When he saw how well the Sarno techniques worked for me, he, too figured What have I got to lose? He read the book, started talking to his rage, and the headaches went away. Just like that. Sometimes he’ll feel one coming on and, like me, is able to talk/think his way out if it.
He’s off of every pill, the curtains are open, the lumbar pillow is in storage, and we have our lives back.
Kooky AF? Yes indeed.
But you know what I have to say about that.
FYI: The first Sarno book I read was The Mindbody Prescription, because that was the link my friend sent me. I then also read Healing Back Pain, which was the book the cited in that New York Times article. The Mindbody Prescription goes into more detail about the non-back pain conditions that he believes can be attributed to TMS, including GI and skin issues, and more.

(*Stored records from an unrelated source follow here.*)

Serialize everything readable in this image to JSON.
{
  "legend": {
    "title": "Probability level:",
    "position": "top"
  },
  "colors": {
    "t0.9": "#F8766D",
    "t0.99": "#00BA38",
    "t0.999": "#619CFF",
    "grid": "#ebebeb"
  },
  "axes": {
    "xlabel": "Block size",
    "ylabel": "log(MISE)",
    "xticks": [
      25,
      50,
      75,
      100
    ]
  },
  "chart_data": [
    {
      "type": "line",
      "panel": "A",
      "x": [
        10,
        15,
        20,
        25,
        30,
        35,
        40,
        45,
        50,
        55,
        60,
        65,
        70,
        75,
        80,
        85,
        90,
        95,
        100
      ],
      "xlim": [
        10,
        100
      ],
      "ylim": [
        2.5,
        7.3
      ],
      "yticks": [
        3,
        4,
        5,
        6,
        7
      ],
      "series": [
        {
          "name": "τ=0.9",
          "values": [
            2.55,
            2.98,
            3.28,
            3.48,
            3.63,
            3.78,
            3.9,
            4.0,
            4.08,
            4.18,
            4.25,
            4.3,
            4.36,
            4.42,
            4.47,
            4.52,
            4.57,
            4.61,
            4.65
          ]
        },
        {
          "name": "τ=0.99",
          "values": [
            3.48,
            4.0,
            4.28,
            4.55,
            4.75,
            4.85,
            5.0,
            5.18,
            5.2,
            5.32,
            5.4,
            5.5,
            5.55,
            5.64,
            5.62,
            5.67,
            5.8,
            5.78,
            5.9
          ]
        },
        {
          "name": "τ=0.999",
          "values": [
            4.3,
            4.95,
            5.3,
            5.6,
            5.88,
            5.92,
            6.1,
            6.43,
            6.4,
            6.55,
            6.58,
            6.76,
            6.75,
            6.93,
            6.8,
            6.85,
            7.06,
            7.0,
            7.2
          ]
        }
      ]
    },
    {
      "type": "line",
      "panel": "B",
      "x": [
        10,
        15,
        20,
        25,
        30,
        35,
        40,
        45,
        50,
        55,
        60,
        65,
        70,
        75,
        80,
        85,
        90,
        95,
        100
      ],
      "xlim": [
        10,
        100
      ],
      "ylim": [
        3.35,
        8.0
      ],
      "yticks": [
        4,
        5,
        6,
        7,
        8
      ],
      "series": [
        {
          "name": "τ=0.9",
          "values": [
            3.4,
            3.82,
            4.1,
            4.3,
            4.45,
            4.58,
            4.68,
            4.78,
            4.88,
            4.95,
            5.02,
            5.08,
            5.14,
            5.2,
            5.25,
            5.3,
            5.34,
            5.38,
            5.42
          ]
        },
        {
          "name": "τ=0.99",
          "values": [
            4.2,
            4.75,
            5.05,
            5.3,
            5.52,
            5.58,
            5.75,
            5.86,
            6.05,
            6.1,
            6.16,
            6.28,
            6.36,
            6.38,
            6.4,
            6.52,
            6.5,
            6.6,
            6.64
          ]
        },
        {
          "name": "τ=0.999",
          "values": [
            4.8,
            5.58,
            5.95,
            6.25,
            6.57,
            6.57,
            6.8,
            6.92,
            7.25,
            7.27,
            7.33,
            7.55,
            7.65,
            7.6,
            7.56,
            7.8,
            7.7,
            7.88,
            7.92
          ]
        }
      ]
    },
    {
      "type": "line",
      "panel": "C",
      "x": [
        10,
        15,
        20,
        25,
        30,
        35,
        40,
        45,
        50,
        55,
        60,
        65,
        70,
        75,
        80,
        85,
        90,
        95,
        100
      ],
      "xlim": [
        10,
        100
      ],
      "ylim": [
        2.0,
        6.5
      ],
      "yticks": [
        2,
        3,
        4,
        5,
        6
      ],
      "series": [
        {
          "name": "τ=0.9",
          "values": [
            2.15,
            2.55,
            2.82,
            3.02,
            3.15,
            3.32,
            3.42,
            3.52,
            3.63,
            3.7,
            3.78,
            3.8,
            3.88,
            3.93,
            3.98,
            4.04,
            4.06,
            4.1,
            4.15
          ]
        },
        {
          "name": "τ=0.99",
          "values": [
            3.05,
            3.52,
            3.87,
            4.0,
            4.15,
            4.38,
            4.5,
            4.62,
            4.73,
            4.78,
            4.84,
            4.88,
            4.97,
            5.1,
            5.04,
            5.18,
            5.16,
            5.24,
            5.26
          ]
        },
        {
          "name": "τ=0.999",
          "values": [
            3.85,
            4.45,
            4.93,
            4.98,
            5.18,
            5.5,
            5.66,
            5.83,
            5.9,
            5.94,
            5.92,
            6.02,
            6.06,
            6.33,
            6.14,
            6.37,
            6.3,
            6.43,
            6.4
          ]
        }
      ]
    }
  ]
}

And while I sincerely hope none of this is relevant to your life—if it is, I’m happy to answer questions in the comments!
I'm glad you found something that worked for you. I don't think Dr. Sarno is snake oil. I heard this amazing interview on the Ezra Klein Show with Rachel Zoffness, who is a bona fide pain psychologist. She has all kinds of science to back up what Dr. Sarno is saying, in essence (she also talks about Dr. Sarno).
Science tells us that pain is physical, psychological and...wait for it...social. In other words, pain is complicated as fuck but also mostly located in our brains. And a lot of chronic pain can be lessened or resolved through changing our psychology and our social environment.
She has this fascinating story of the two nails. One construction worker jumps off a building onto a 7-inch nail. Goes right through his boot. He's in excruciating pain. Writhing and screaming. They take him to the emergency room. The nail missed his foot altogether--went between his toes. Did not puncture anything except his boot. But the pain he felt was REAL because his brain told him the nail had punctured his foot.
Second guy (trigger warning for ickiness)--working with a nail gun. It misfires. Ricochets off his jaw. He's fine. He has a mild headache and a toothache. Goes on with his life. A week later he says, "You know, I'm going to the dentist for this toothache." They do an X-ray and find the nail embedded in his face. His brain told him he was fine so he felt mostly fine.
So, yeah, pain is fucking complicated.
Here's the podcast:
https://www.nytimes.com/2023/02/21/opinion/17eks-ezra-klein-podcast-rachel-zoffness.html
I’m a Somatic Experiencing Practitioner and your story makes so much sense. Thanks for sharing it with such humor.